The craft store where Anda[A] works is closed for the summer solstice, so A is at the park, sitting on a picnic blanket with A's back to a tree and embroidering geometric designs on one of A's shirts (not the one A is wearing). A was hoping to finish this cuff before sunset, but it's warm and there's a soft breeze blowing and there's really no rush, is there, so once he gets to a good stopping point A folds up the shirt and lies down on the blanket for a nap. What a lovely day it is to be alive.
"Okay so is this the normal world--I mean the world I started in--but magic's a secret or did I go to a parallel universe? Uh, does this universe have Karna Farlee-Bakh* and zebras and Antarctica and the great ziggurat at Pern Khalorn‡?"
*A person with a similar slate of accomplishments to Isaac Newton.
‡A city in what Earth would call the Nile River delta.
"Zebras is the only thing this," headscarf touch "turns into something I've heard of."
"Probably a different world, then, and not the distant future after magic gets invented. . . . If I don't pop back to Firstplanet next time I sleep everyone[A] is gonna think I'm braindead, aren't A."
She shrugs, or maybe doesn't react at all and is just shifting her position.
"How long were you alone in the desert?"
"Not very long, I think. Less than an hour after I woke up, and I wasn't hungry or thirsty like I'd be if I slept for more than an hour or two."
"Hm. Well, I'll get you to the city, and if it's possible to get in touch with wherever you're from someone there probably will."
"Thank you." It doesn't feel likely, that Anda will be able to get home easily from here, but that's clearly a prior acquired from fiction and maybe in real life once someone has been magically transported to another universe they can get back and forth easily, what would Anda know.
"Do people show up from other worlds a lot, around here? I don't think it's ever happened where I'm from."
"Not that I've heard of. But I don't live out in the middle of a desert because I like to keep up with all the latest goings-on."
"Valid." Anda[A] shuts up for a bit, contemplating what jobs A might be able to get if A's stuck here and whether random aliens can learn to make magic rugs or you have to be born with it and trying not to be sad about all the plans A had and the people A's going to miss.

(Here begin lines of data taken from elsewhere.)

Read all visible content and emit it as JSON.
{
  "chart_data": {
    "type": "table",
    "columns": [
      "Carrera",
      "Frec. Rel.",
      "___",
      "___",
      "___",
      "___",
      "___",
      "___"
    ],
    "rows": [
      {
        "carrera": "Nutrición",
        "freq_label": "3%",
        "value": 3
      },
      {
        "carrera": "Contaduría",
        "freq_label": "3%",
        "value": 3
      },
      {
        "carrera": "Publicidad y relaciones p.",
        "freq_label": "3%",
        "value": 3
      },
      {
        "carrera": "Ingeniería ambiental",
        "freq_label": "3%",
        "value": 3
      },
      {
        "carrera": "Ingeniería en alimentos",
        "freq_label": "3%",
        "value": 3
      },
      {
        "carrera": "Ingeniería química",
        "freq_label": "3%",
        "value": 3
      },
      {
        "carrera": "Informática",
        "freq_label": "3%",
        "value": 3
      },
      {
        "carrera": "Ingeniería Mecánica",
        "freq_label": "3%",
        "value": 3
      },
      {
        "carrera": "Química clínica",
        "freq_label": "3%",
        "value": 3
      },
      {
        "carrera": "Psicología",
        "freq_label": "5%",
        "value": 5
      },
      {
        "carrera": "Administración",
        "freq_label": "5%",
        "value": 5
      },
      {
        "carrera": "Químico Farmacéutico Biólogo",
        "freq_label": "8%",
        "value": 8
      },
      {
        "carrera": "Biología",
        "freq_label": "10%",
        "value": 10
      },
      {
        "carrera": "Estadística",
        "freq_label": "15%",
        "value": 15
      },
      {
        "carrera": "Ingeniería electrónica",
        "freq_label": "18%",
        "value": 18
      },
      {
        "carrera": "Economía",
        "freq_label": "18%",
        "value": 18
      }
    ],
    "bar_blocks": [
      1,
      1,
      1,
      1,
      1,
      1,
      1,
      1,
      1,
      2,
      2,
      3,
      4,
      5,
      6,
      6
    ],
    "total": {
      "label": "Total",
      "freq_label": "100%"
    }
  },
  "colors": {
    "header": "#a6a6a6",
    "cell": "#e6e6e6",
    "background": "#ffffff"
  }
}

The initial speck in the distance has by this point in their flight separated into a little cluster of light-dots. By the time they're most of the way to it, the lights reveal themselves to be lanterns of the same sort which beams out into the carpet's path. There are also a number of small tents, some in a huddle and a few more scattered, set up on a stadium-sized patch of confusingly-lush grass. Several dozen sheep are currently making their home there as well.

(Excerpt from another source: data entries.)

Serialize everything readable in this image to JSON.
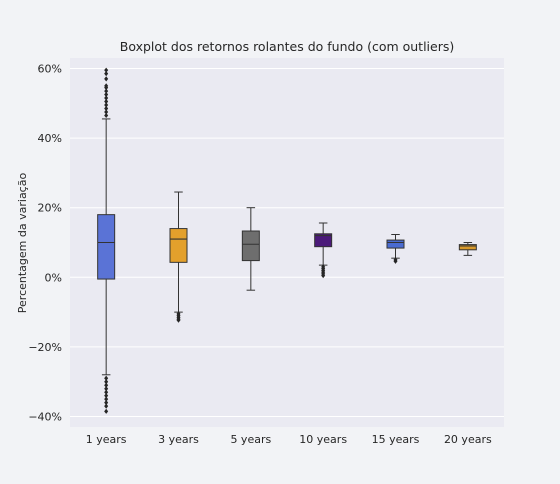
{
  "chart_data": {
    "type": "boxplot",
    "title": "Boxplot dos retornos rolantes do fundo (com outliers)",
    "xlabel": "",
    "ylabel": "Percentagem da variação",
    "ylim": [
      -43,
      63
    ],
    "yticks": [
      -40,
      -20,
      0,
      20,
      40,
      60
    ],
    "ytick_labels": [
      "−40%",
      "−20%",
      "0%",
      "20%",
      "40%",
      "60%"
    ],
    "grid": true,
    "categories": [
      "1 years",
      "3 years",
      "5 years",
      "10 years",
      "15 years",
      "20 years"
    ],
    "boxes": [
      {
        "category": "1 years",
        "color": "#5a73d6",
        "whisker_low": -28,
        "q1": -0.5,
        "median": 10,
        "q3": 18,
        "whisker_high": 45.5,
        "outliers": [
          46.5,
          47.5,
          48.5,
          49.5,
          50.5,
          51.5,
          52.5,
          53.5,
          54.5,
          55,
          57,
          58.5,
          59.5,
          -29,
          -30,
          -31,
          -32,
          -33,
          -34,
          -35,
          -36,
          -37,
          -38.5
        ]
      },
      {
        "category": "3 years",
        "color": "#e3a02c",
        "whisker_low": -10,
        "q1": 4.3,
        "median": 11,
        "q3": 14,
        "whisker_high": 24.5,
        "outliers": [
          -10.5,
          -11,
          -11.5,
          -12,
          -12.3
        ]
      },
      {
        "category": "5 years",
        "color": "#6e6e6e",
        "whisker_low": -3.7,
        "q1": 4.8,
        "median": 9.5,
        "q3": 13.3,
        "whisker_high": 20,
        "outliers": []
      },
      {
        "category": "10 years",
        "color": "#4b1a7a",
        "whisker_low": 3.5,
        "q1": 8.8,
        "median": 12,
        "q3": 12.5,
        "whisker_high": 15.6,
        "outliers": [
          3.0,
          2.5,
          2.0,
          1.5,
          1.0,
          0.5
        ]
      },
      {
        "category": "15 years",
        "color": "#4a6bd1",
        "whisker_low": 5.5,
        "q1": 8.4,
        "median": 10,
        "q3": 10.7,
        "whisker_high": 12.3,
        "outliers": [
          5.0,
          4.6
        ]
      },
      {
        "category": "20 years",
        "color": "#d99a2b",
        "whisker_low": 6.3,
        "q1": 7.9,
        "median": 9,
        "q3": 9.4,
        "whisker_high": 10,
        "outliers": []
      }
    ]
  }
}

Well crud, if the people[A] here live in tents Anda[B] feels bad about imposing on A by being randomly homeless. Hopefully B'll be able to find a job quickly. "Person from an alternate universe" is a good sign for comparative advantage and a bad sign for transaction costs, but probably humans everywhere need someone to supervise the kids and keep the account books and clean things and suchlike even if Anda isn't well-positioned for any fun technological synergies.

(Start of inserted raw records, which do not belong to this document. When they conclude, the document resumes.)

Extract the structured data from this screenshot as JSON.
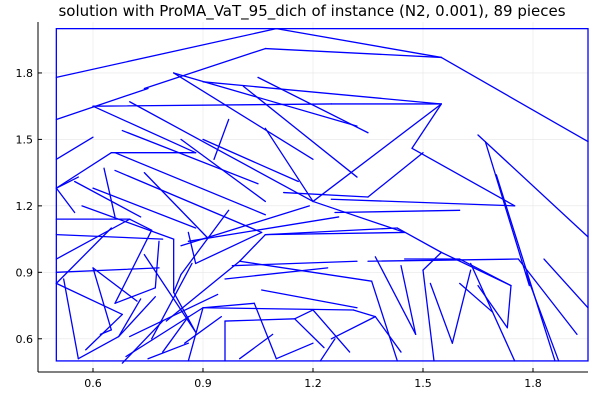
{
  "chart_data": {
    "type": "line",
    "title": "solution with ProMA_VaT_95_dich of instance (N2, 0.001), 89 pieces",
    "xlabel": "",
    "ylabel": "",
    "xlim": [
      0.45,
      1.95
    ],
    "ylim": [
      0.45,
      2.03
    ],
    "xticks": [
      0.6,
      0.9,
      1.2,
      1.5,
      1.8
    ],
    "yticks": [
      0.6,
      0.9,
      1.2,
      1.5,
      1.8
    ],
    "xtick_labels": [
      "0.6",
      "0.9",
      "1.2",
      "1.5",
      "1.8"
    ],
    "ytick_labels": [
      "0.6",
      "0.9",
      "1.2",
      "1.5",
      "1.8"
    ],
    "grid": true,
    "legend": "none",
    "line_color": "#0000ff",
    "domain_rect": [
      0.5,
      0.5,
      1.95,
      2.0
    ],
    "segments": [
      [
        0.5,
        1.78,
        1.1,
        2.0
      ],
      [
        0.5,
        1.59,
        0.75,
        1.73
      ],
      [
        1.1,
        2.0,
        1.55,
        1.87
      ],
      [
        0.74,
        1.73,
        1.07,
        1.91
      ],
      [
        1.07,
        1.91,
        1.55,
        1.87
      ],
      [
        1.55,
        1.87,
        1.95,
        1.49
      ],
      [
        0.5,
        1.41,
        0.6,
        1.51
      ],
      [
        0.6,
        1.65,
        1.25,
        1.66
      ],
      [
        1.25,
        1.66,
        1.55,
        1.66
      ],
      [
        0.5,
        1.28,
        0.65,
        1.44
      ],
      [
        0.65,
        1.44,
        0.88,
        1.44
      ],
      [
        0.6,
        1.65,
        0.88,
        1.44
      ],
      [
        0.82,
        1.8,
        1.32,
        1.56
      ],
      [
        0.82,
        1.8,
        1.2,
        1.41
      ],
      [
        0.9,
        1.76,
        1.55,
        1.66
      ],
      [
        0.97,
        1.59,
        0.93,
        1.41
      ],
      [
        1.01,
        1.74,
        1.32,
        1.33
      ],
      [
        1.05,
        1.78,
        1.35,
        1.53
      ],
      [
        0.68,
        1.54,
        1.05,
        1.3
      ],
      [
        0.66,
        1.36,
        1.06,
        1.08
      ],
      [
        0.74,
        1.35,
        0.91,
        1.06
      ],
      [
        0.66,
        1.44,
        1.07,
        1.16
      ],
      [
        0.9,
        1.5,
        1.16,
        1.31
      ],
      [
        0.84,
        1.5,
        1.07,
        1.22
      ],
      [
        0.7,
        1.67,
        1.2,
        1.22
      ],
      [
        1.07,
        1.55,
        1.2,
        1.22
      ],
      [
        1.55,
        1.66,
        1.2,
        1.22
      ],
      [
        0.5,
        1.28,
        0.55,
        1.17
      ],
      [
        0.5,
        1.28,
        0.56,
        1.33
      ],
      [
        0.55,
        1.31,
        0.73,
        1.15
      ],
      [
        0.63,
        1.37,
        0.66,
        1.15
      ],
      [
        0.6,
        1.28,
        0.88,
        1.1
      ],
      [
        0.57,
        1.2,
        0.82,
        1.05
      ],
      [
        0.5,
        1.14,
        0.7,
        1.14
      ],
      [
        0.5,
        1.07,
        0.79,
        1.05
      ],
      [
        0.7,
        1.14,
        0.76,
        1.09
      ],
      [
        0.76,
        1.09,
        0.66,
        0.76
      ],
      [
        0.66,
        0.76,
        0.77,
        0.83
      ],
      [
        0.77,
        0.83,
        0.78,
        1.04
      ],
      [
        0.5,
        0.96,
        0.7,
        1.14
      ],
      [
        0.5,
        0.9,
        0.78,
        0.92
      ],
      [
        0.5,
        0.85,
        0.65,
        1.1
      ],
      [
        0.5,
        0.85,
        0.68,
        0.71
      ],
      [
        0.52,
        0.87,
        0.56,
        0.51
      ],
      [
        0.56,
        0.51,
        0.67,
        0.61
      ],
      [
        0.6,
        0.92,
        0.65,
        0.64
      ],
      [
        0.6,
        0.92,
        0.72,
        0.77
      ],
      [
        0.67,
        0.61,
        0.73,
        0.78
      ],
      [
        0.68,
        0.71,
        0.58,
        0.55
      ],
      [
        0.65,
        0.64,
        0.62,
        0.62
      ],
      [
        0.67,
        0.61,
        0.77,
        0.79
      ],
      [
        0.74,
        0.98,
        0.88,
        0.63
      ],
      [
        0.82,
        1.05,
        0.82,
        0.81
      ],
      [
        0.82,
        0.81,
        0.88,
        0.63
      ],
      [
        0.68,
        0.49,
        0.79,
        0.68
      ],
      [
        0.76,
        0.6,
        0.87,
        0.94
      ],
      [
        0.7,
        0.61,
        0.94,
        0.8
      ],
      [
        0.8,
        0.68,
        1.0,
        0.95
      ],
      [
        0.84,
        0.89,
        0.97,
        1.18
      ],
      [
        0.88,
        0.94,
        1.06,
        1.08
      ],
      [
        0.86,
        1.08,
        0.88,
        0.94
      ],
      [
        0.84,
        0.89,
        0.82,
        0.81
      ],
      [
        0.69,
        0.52,
        0.9,
        0.74
      ],
      [
        0.75,
        0.51,
        0.86,
        0.58
      ],
      [
        0.79,
        0.54,
        0.86,
        0.7
      ],
      [
        0.85,
        0.58,
        0.95,
        0.7
      ],
      [
        0.86,
        0.5,
        0.9,
        0.74
      ],
      [
        0.9,
        0.74,
        1.04,
        0.76
      ],
      [
        0.96,
        0.5,
        0.96,
        0.68
      ],
      [
        0.96,
        0.68,
        1.15,
        0.69
      ],
      [
        1.04,
        0.76,
        1.1,
        0.51
      ],
      [
        1.0,
        0.51,
        1.09,
        0.62
      ],
      [
        1.1,
        0.51,
        1.2,
        0.58
      ],
      [
        1.15,
        0.69,
        1.23,
        0.56
      ],
      [
        1.15,
        0.69,
        1.2,
        0.73
      ],
      [
        1.2,
        0.73,
        1.3,
        0.54
      ],
      [
        1.25,
        0.6,
        1.37,
        0.7
      ],
      [
        1.22,
        0.5,
        1.26,
        0.6
      ],
      [
        0.9,
        0.74,
        1.31,
        0.73
      ],
      [
        1.31,
        0.73,
        1.37,
        0.7
      ],
      [
        1.37,
        0.7,
        1.44,
        0.54
      ],
      [
        1.06,
        0.82,
        1.32,
        0.74
      ],
      [
        0.96,
        0.87,
        1.24,
        0.92
      ],
      [
        0.98,
        0.93,
        1.32,
        0.95
      ],
      [
        1.0,
        0.95,
        1.36,
        0.86
      ],
      [
        0.84,
        1.02,
        1.19,
        1.2
      ],
      [
        0.86,
        1.04,
        1.27,
        1.15
      ],
      [
        1.0,
        0.95,
        1.07,
        1.07
      ],
      [
        1.07,
        1.07,
        1.45,
        1.08
      ],
      [
        1.07,
        1.07,
        1.43,
        1.1
      ],
      [
        1.2,
        1.22,
        1.45,
        1.08
      ],
      [
        1.12,
        1.26,
        1.35,
        1.24
      ],
      [
        1.26,
        1.17,
        1.6,
        1.18
      ],
      [
        1.25,
        1.23,
        1.75,
        1.2
      ],
      [
        1.35,
        1.24,
        1.5,
        1.44
      ],
      [
        1.55,
        1.66,
        1.47,
        1.46
      ],
      [
        1.47,
        1.46,
        1.75,
        1.2
      ],
      [
        1.43,
        1.1,
        1.55,
        0.99
      ],
      [
        1.55,
        0.99,
        1.74,
        0.84
      ],
      [
        1.45,
        0.96,
        1.6,
        0.96
      ],
      [
        1.6,
        0.96,
        1.74,
        0.84
      ],
      [
        1.35,
        0.95,
        1.76,
        0.96
      ],
      [
        1.76,
        0.96,
        1.92,
        0.62
      ],
      [
        1.65,
        1.52,
        1.95,
        1.06
      ],
      [
        1.67,
        1.49,
        1.79,
        0.84
      ],
      [
        1.7,
        1.34,
        1.86,
        0.5
      ],
      [
        1.36,
        0.86,
        1.43,
        0.5
      ],
      [
        1.37,
        0.97,
        1.48,
        0.62
      ],
      [
        1.44,
        0.93,
        1.48,
        0.62
      ],
      [
        1.5,
        0.91,
        1.53,
        0.5
      ],
      [
        1.52,
        0.85,
        1.58,
        0.58
      ],
      [
        1.58,
        0.58,
        1.63,
        0.91
      ],
      [
        1.6,
        0.85,
        1.69,
        0.72
      ],
      [
        1.65,
        0.84,
        1.73,
        0.65
      ],
      [
        1.73,
        0.65,
        1.74,
        0.84
      ],
      [
        1.63,
        0.94,
        1.75,
        0.5
      ],
      [
        1.5,
        0.91,
        1.55,
        0.99
      ],
      [
        1.78,
        0.9,
        1.87,
        0.5
      ],
      [
        1.83,
        0.96,
        1.95,
        0.74
      ]
    ]
  }
}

"What's your name?" If there's about to be more people around it's going to become useful.
"Anda." Forgetting a name after hearing it once is so not surprising. "Hello, Neidurah," Anda repeats back to fix the memory and check the pronunciation.
"The full name is Anda Vrin-Vanse, but the Vrin-Vanse bit is only important if you know another Anda and need to specify which one. It's my parents' given names, so like my dad is Vrin Sandel-David and so on." Hopefully Anda isn't the local language's word for "butts" or something.
"You'll have to switch the order if you want to use mail and be on the census and stuff."
"You do it in the other order? Neat. Some Firstplanet cultures still do that but you can generally tell which is which because of the hyphen."
"It used to be the other way but then there was some seamster thing and everyone swapped when I was a kid. We don't really do hyphens." The carpet comes to a stop. Neidura slides off it and the lantern bobs along to stay a convenient distance in front of her.
Anda follows. "You don't do hyphens in your names or like in your whole language? If I try to focus on what actual phonemes you're emitting I totally lose the semantic content so I have no idea if you've said a hyphen yet, sorry."
"I meant in names but my scarf already tripped up on your not-a-pocket, so who knows."
"No, it's because they're pockets." Neidura pauses and pats a flat fabric pouch attached at her hip; the lantern moves over to light it. It's intricately embroidered and has a hand-sized slit running vertically down it.
"I'm very curious how that does a set of things that would make it analogous to a handcomp but I recognize that you didn't sign up for the explain technology to aliens job so if you aren't having fun we can skip it. Also everything you have is gorgeous, is that important to the magic or are you just very cool?"
She snorts. "I'm not very cool. You can put stuff in pockets - writing or drawings - and then anyone else who has one can take out the pattern of it."
"Oh, wow, that's cool--does it do audio or video? Is the text searchable, like, if I wanted a document with the word 'hypothetically' in it but didn't care which document could I get some arbitrary ones or do I have to know exactly which document I want?" Are there fabric software engineers. That would be the coolest thing of all time.